Darwinian Ideas
How much influence did the work of Charles Darwin have on Herbert Spencer, William Graham Sumner, and Lester Frank Ward? And who has made the better case in terms of plugging Darwin's evolutionary concepts and theories into late 19th Century American Society? This paper examines the ideas presented by Spencer, Sumner, and Ward, and offers the opinion that Spencer had the greater influence on the future of American thought and social values. There are many so-called "experts" on cultures and religion that invoke the word "evolution" (in putting down evolution as a scientific theory in order to promote a "creationist" agenda), it is worthwhile to look to the past for thinkers' views on Darwin and evolution.
Meanwhile, the same year that Herbert Spencer - a nineteenth century social scientist - published his much-heralded essay on school curriculum ("What Knowledge is of Most Worth"), Charles Darwin published his earth-shaking, scientifically revolutionary title, Origins of the Species. And it is clear that "evolutionary thinking was entering into scientific discourse" (Silberman, 2003), and as a result, the concept of evolution (on many levels) was "transforming our understanding of man's place in the natural order..." Silberman writes in the Journal of Education.
As for Spencer's use of Darwinian thought, the social scientist's work reflected a "relentless effort to formulate an overarching theory of evolution and to bring it to bear on all matters human."
Evolution (social and biological evolution), in the view of Spencer, "is fundamentally a process of integration and differentiation..." Even the gestation of a living creature, Spencer believed, "is an evolutionary process whereby an initial undifferentiated mass is transformed into a complex organism, each part distinct from, but related to, the other parts," Silverman wrote.
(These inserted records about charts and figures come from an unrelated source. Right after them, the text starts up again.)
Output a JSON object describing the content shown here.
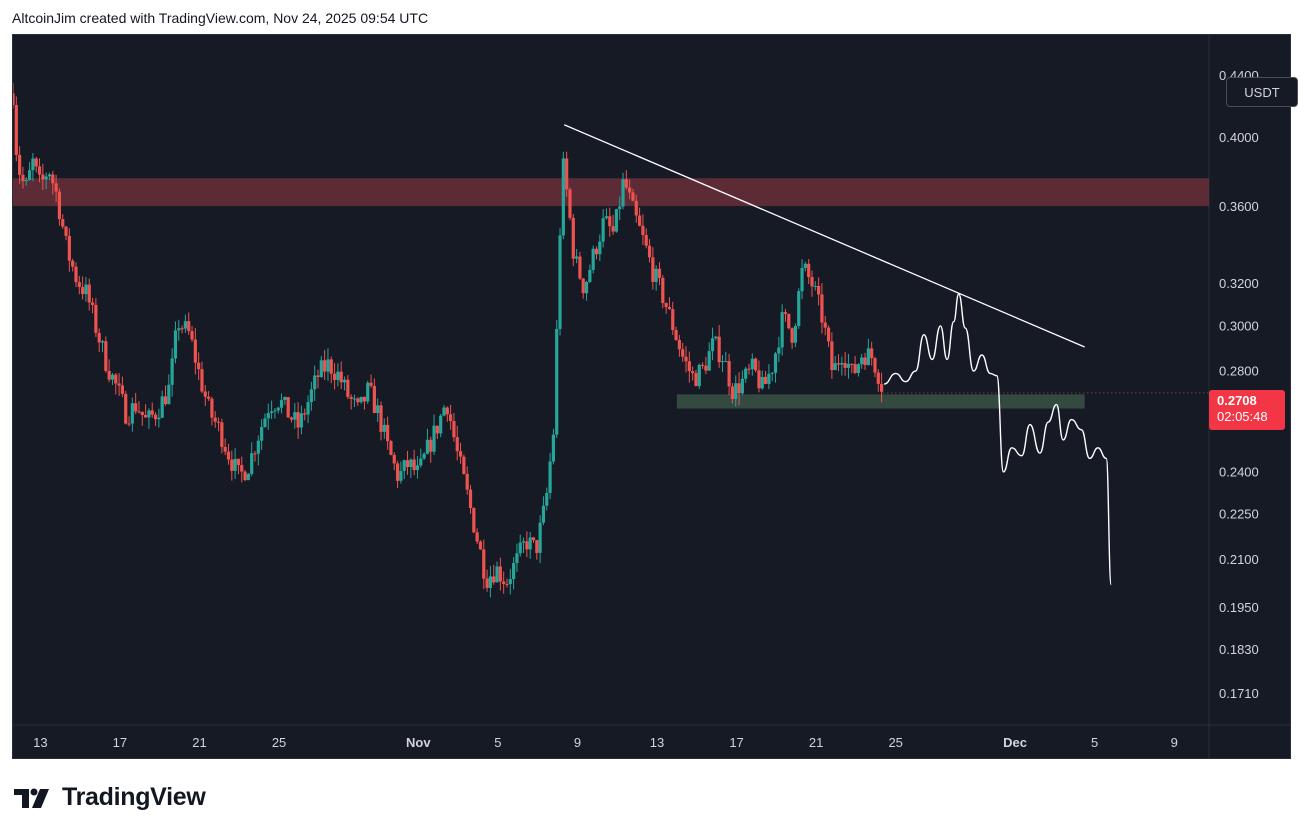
{
  "header": {
    "caption": "AltcoinJim created with TradingView.com, Nov 24, 2025 09:54 UTC"
  },
  "currency_label": "USDT",
  "current_price": {
    "price": "0.2708",
    "countdown": "02:05:48"
  },
  "footer": {
    "brand": "TradingView"
  },
  "colors": {
    "background": "#161a25",
    "up": "#26a69a",
    "down": "#ef5350",
    "resistance_zone": "#6e2f3b",
    "support_zone": "#3a5446",
    "trendline": "#ffffff",
    "price_tag": "#f23645"
  },
  "icons": {
    "logo": "tradingview-logo-icon"
  },
  "chart_data": {
    "type": "candlestick",
    "title": "",
    "symbol": "",
    "quote_currency": "USDT",
    "y_scale": "log",
    "y_ticks": [
      "0.4400",
      "0.4000",
      "0.3600",
      "0.3200",
      "0.3000",
      "0.2800",
      "0.2400",
      "0.2250",
      "0.2100",
      "0.1950",
      "0.1830",
      "0.1710"
    ],
    "x_ticks": [
      {
        "label": "13",
        "date": "2025-10-13"
      },
      {
        "label": "17",
        "date": "2025-10-17"
      },
      {
        "label": "21",
        "date": "2025-10-21"
      },
      {
        "label": "25",
        "date": "2025-10-25"
      },
      {
        "label": "Nov",
        "date": "2025-11-01"
      },
      {
        "label": "5",
        "date": "2025-11-05"
      },
      {
        "label": "9",
        "date": "2025-11-09"
      },
      {
        "label": "13",
        "date": "2025-11-13"
      },
      {
        "label": "17",
        "date": "2025-11-17"
      },
      {
        "label": "21",
        "date": "2025-11-21"
      },
      {
        "label": "25",
        "date": "2025-11-25"
      },
      {
        "label": "Dec",
        "date": "2025-12-01"
      },
      {
        "label": "5",
        "date": "2025-12-05"
      },
      {
        "label": "9",
        "date": "2025-12-09"
      }
    ],
    "ylim": [
      0.163,
      0.468
    ],
    "xlim": [
      "2025-10-11T15:00",
      "2025-12-10T18:00"
    ],
    "last_price": 0.2708,
    "price_path": [
      [
        "2025-10-11T15:00",
        0.428
      ],
      [
        "2025-10-11T20:00",
        0.385
      ],
      [
        "2025-10-12T06:00",
        0.369
      ],
      [
        "2025-10-12T15:00",
        0.385
      ],
      [
        "2025-10-13T00:00",
        0.371
      ],
      [
        "2025-10-13T10:00",
        0.382
      ],
      [
        "2025-10-13T20:00",
        0.366
      ],
      [
        "2025-10-14T08:00",
        0.337
      ],
      [
        "2025-10-14T20:00",
        0.322
      ],
      [
        "2025-10-15T08:00",
        0.315
      ],
      [
        "2025-10-15T20:00",
        0.298
      ],
      [
        "2025-10-16T08:00",
        0.283
      ],
      [
        "2025-10-16T20:00",
        0.273
      ],
      [
        "2025-10-17T08:00",
        0.262
      ],
      [
        "2025-10-17T20:00",
        0.266
      ],
      [
        "2025-10-18T08:00",
        0.259
      ],
      [
        "2025-10-18T20:00",
        0.263
      ],
      [
        "2025-10-19T12:00",
        0.273
      ],
      [
        "2025-10-19T22:00",
        0.302
      ],
      [
        "2025-10-20T12:00",
        0.296
      ],
      [
        "2025-10-21T00:00",
        0.278
      ],
      [
        "2025-10-21T12:00",
        0.263
      ],
      [
        "2025-10-22T00:00",
        0.256
      ],
      [
        "2025-10-22T12:00",
        0.246
      ],
      [
        "2025-10-23T00:00",
        0.238
      ],
      [
        "2025-10-23T12:00",
        0.243
      ],
      [
        "2025-10-24T00:00",
        0.255
      ],
      [
        "2025-10-24T12:00",
        0.266
      ],
      [
        "2025-10-25T00:00",
        0.268
      ],
      [
        "2025-10-25T12:00",
        0.262
      ],
      [
        "2025-10-26T00:00",
        0.257
      ],
      [
        "2025-10-26T12:00",
        0.268
      ],
      [
        "2025-10-27T00:00",
        0.279
      ],
      [
        "2025-10-27T12:00",
        0.283
      ],
      [
        "2025-10-28T00:00",
        0.278
      ],
      [
        "2025-10-28T12:00",
        0.269
      ],
      [
        "2025-10-29T00:00",
        0.263
      ],
      [
        "2025-10-29T12:00",
        0.272
      ],
      [
        "2025-10-30T00:00",
        0.262
      ],
      [
        "2025-10-30T12:00",
        0.248
      ],
      [
        "2025-10-31T00:00",
        0.238
      ],
      [
        "2025-10-31T12:00",
        0.243
      ],
      [
        "2025-11-01T00:00",
        0.239
      ],
      [
        "2025-11-01T12:00",
        0.249
      ],
      [
        "2025-11-02T00:00",
        0.258
      ],
      [
        "2025-11-02T10:00",
        0.268
      ],
      [
        "2025-11-02T22:00",
        0.248
      ],
      [
        "2025-11-03T10:00",
        0.233
      ],
      [
        "2025-11-03T22:00",
        0.218
      ],
      [
        "2025-11-04T10:00",
        0.204
      ],
      [
        "2025-11-04T22:00",
        0.207
      ],
      [
        "2025-11-05T10:00",
        0.203
      ],
      [
        "2025-11-05T22:00",
        0.209
      ],
      [
        "2025-11-06T10:00",
        0.216
      ],
      [
        "2025-11-06T22:00",
        0.213
      ],
      [
        "2025-11-07T10:00",
        0.229
      ],
      [
        "2025-11-07T20:00",
        0.258
      ],
      [
        "2025-11-08T02:00",
        0.335
      ],
      [
        "2025-11-08T06:00",
        0.385
      ],
      [
        "2025-11-08T12:00",
        0.365
      ],
      [
        "2025-11-08T20:00",
        0.333
      ],
      [
        "2025-11-09T08:00",
        0.318
      ],
      [
        "2025-11-09T20:00",
        0.335
      ],
      [
        "2025-11-10T08:00",
        0.352
      ],
      [
        "2025-11-10T20:00",
        0.345
      ],
      [
        "2025-11-11T08:00",
        0.375
      ],
      [
        "2025-11-11T20:00",
        0.356
      ],
      [
        "2025-11-12T08:00",
        0.341
      ],
      [
        "2025-11-12T20:00",
        0.325
      ],
      [
        "2025-11-13T08:00",
        0.313
      ],
      [
        "2025-11-13T20:00",
        0.299
      ],
      [
        "2025-11-14T08:00",
        0.285
      ],
      [
        "2025-11-14T20:00",
        0.277
      ],
      [
        "2025-11-15T08:00",
        0.281
      ],
      [
        "2025-11-15T20:00",
        0.292
      ],
      [
        "2025-11-16T08:00",
        0.286
      ],
      [
        "2025-11-16T20:00",
        0.271
      ],
      [
        "2025-11-17T08:00",
        0.276
      ],
      [
        "2025-11-17T20:00",
        0.281
      ],
      [
        "2025-11-18T08:00",
        0.272
      ],
      [
        "2025-11-18T20:00",
        0.283
      ],
      [
        "2025-11-19T08:00",
        0.304
      ],
      [
        "2025-11-19T20:00",
        0.296
      ],
      [
        "2025-11-20T08:00",
        0.328
      ],
      [
        "2025-11-20T20:00",
        0.319
      ],
      [
        "2025-11-21T08:00",
        0.303
      ],
      [
        "2025-11-21T20:00",
        0.279
      ],
      [
        "2025-11-22T08:00",
        0.289
      ],
      [
        "2025-11-22T20:00",
        0.278
      ],
      [
        "2025-11-23T08:00",
        0.288
      ],
      [
        "2025-11-23T20:00",
        0.286
      ],
      [
        "2025-11-24T06:00",
        0.276
      ],
      [
        "2025-11-24T09:00",
        0.2708
      ]
    ],
    "zones": [
      {
        "kind": "resistance",
        "from": 0.3603,
        "to": 0.376,
        "start": "2025-10-11T15:00",
        "end": "2025-12-10T18:00"
      },
      {
        "kind": "support",
        "from": 0.2644,
        "to": 0.2702,
        "start": "2025-11-14T00:00",
        "end": "2025-12-04T12:00"
      }
    ],
    "trendline": [
      [
        "2025-11-08T08:00",
        0.408
      ],
      [
        "2025-12-04T12:00",
        0.2905
      ]
    ],
    "projection": [
      [
        "2025-11-24T10:00",
        0.2745
      ],
      [
        "2025-11-25T00:00",
        0.279
      ],
      [
        "2025-11-25T12:00",
        0.2755
      ],
      [
        "2025-11-26T00:00",
        0.28
      ],
      [
        "2025-11-26T10:00",
        0.296
      ],
      [
        "2025-11-26T20:00",
        0.285
      ],
      [
        "2025-11-27T06:00",
        0.3
      ],
      [
        "2025-11-27T14:00",
        0.285
      ],
      [
        "2025-11-27T22:00",
        0.302
      ],
      [
        "2025-11-28T04:00",
        0.315
      ],
      [
        "2025-11-28T12:00",
        0.299
      ],
      [
        "2025-11-28T22:00",
        0.28
      ],
      [
        "2025-11-29T08:00",
        0.287
      ],
      [
        "2025-11-29T18:00",
        0.279
      ],
      [
        "2025-11-30T02:00",
        0.278
      ],
      [
        "2025-11-30T10:00",
        0.24
      ],
      [
        "2025-11-30T20:00",
        0.249
      ],
      [
        "2025-12-01T08:00",
        0.246
      ],
      [
        "2025-12-01T18:00",
        0.258
      ],
      [
        "2025-12-02T06:00",
        0.247
      ],
      [
        "2025-12-02T16:00",
        0.259
      ],
      [
        "2025-12-03T02:00",
        0.266
      ],
      [
        "2025-12-03T10:00",
        0.252
      ],
      [
        "2025-12-03T20:00",
        0.26
      ],
      [
        "2025-12-04T08:00",
        0.256
      ],
      [
        "2025-12-04T18:00",
        0.245
      ],
      [
        "2025-12-05T04:00",
        0.249
      ],
      [
        "2025-12-05T14:00",
        0.245
      ],
      [
        "2025-12-05T20:00",
        0.202
      ]
    ]
  }
}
Spencer was apparently seen as a genius in terms of understanding - and putting into words and concepts - that just as "human history provides evidence for the specific laws of social evolution and must, in turn, be understood in light of such laws.
William Graham Sumner - who was, according to the Journal of Libertarian Studies, a "pioneering sociologist" and "astute historian of the early American republic" - critiqued democracy in 20th Century as "plutocratic, paternalistic, and imperialist" (Trask, 2004). He saw the western nation-states as "too geographically extensive, populous, and diverse" to ever achieve democracy; he saw the "great mass" of Europeans and Americans as "incapable of self-government"; and further, he believed the "plutocrats in America" would become imperialistic and "warlike, and would gradually extend paternal protections to the masses.
Around the year 1876, Sumner began reading Charles Darwin, Thomas Huxley, and Herbert Spencer, and Trask asserts that in particular, Spencer's books, Social Statics, First Principles, and Study of Sociology "exerted enormous influence on his thought." It was from this point on that Sumner became more and more interested in social theory, and in the mid-1890s, began devoting "his full attention to sociology."
How influenced was he by Darwin's work? Scholars and critics have "mistakenly cited Sumner as the leading Social Darwinist of late nineteenth century America," Trask explains. Such an ascription "both distorts the substance of his thought and grossly exaggerates his actual influence on the politics of his country."
He exerted "little influence" on American politics, Trask continues, though Sumner "praised modern capitalism," believed that the doctrine of "laissez faire is just as applicable to society as it is to the economy," for, "the social order," Trask explains, "like the economy, is government by its own laws and logic of development."
Trask spends a good deal of his article insisting that Sumner's views are more like today's Libertarian views ("society does not need any care of supervision...society [just needs to be] freed from these meddlers..." e.g., big government, Trask paraphrases) than they are in the genre of Social Darwinism.
There may be some degree of truth to what Trask (by the very fact that he is writing in the Journal of Libertarian Studies he becomes in effect a PR spokesman, and clearly an advocate, for Libertarian politics) says about Sumner, but in the Columbia Encyclopedia - which paraphrases five respected books critiquing Sumner's life and scholarship), Sumner did follow Darwinian motifs and themes.
As a sociologist he did valuable work in charting the evolution of human customs - folkways and mores," the Columbia reference article explains. "He concluded that the power of these forces, developed in the course of human evolution, rendered useless any attempts at social reform."
He also authored the term "ethnocentrism," which is used to "designate attitudes of superiority about one's own group in comparison with others," the article on Sumner continues. But meantime, as to the question - "What ideas did Sumner take from Darwin, and how did he apply them to social problems?" - Sumner took Darwin's evolutionary ideas and placed them into a political context, saying basically that no government can truly give a nation democracy, because the laws of nature are in control, and those laws will evolve as they wish to on their own time.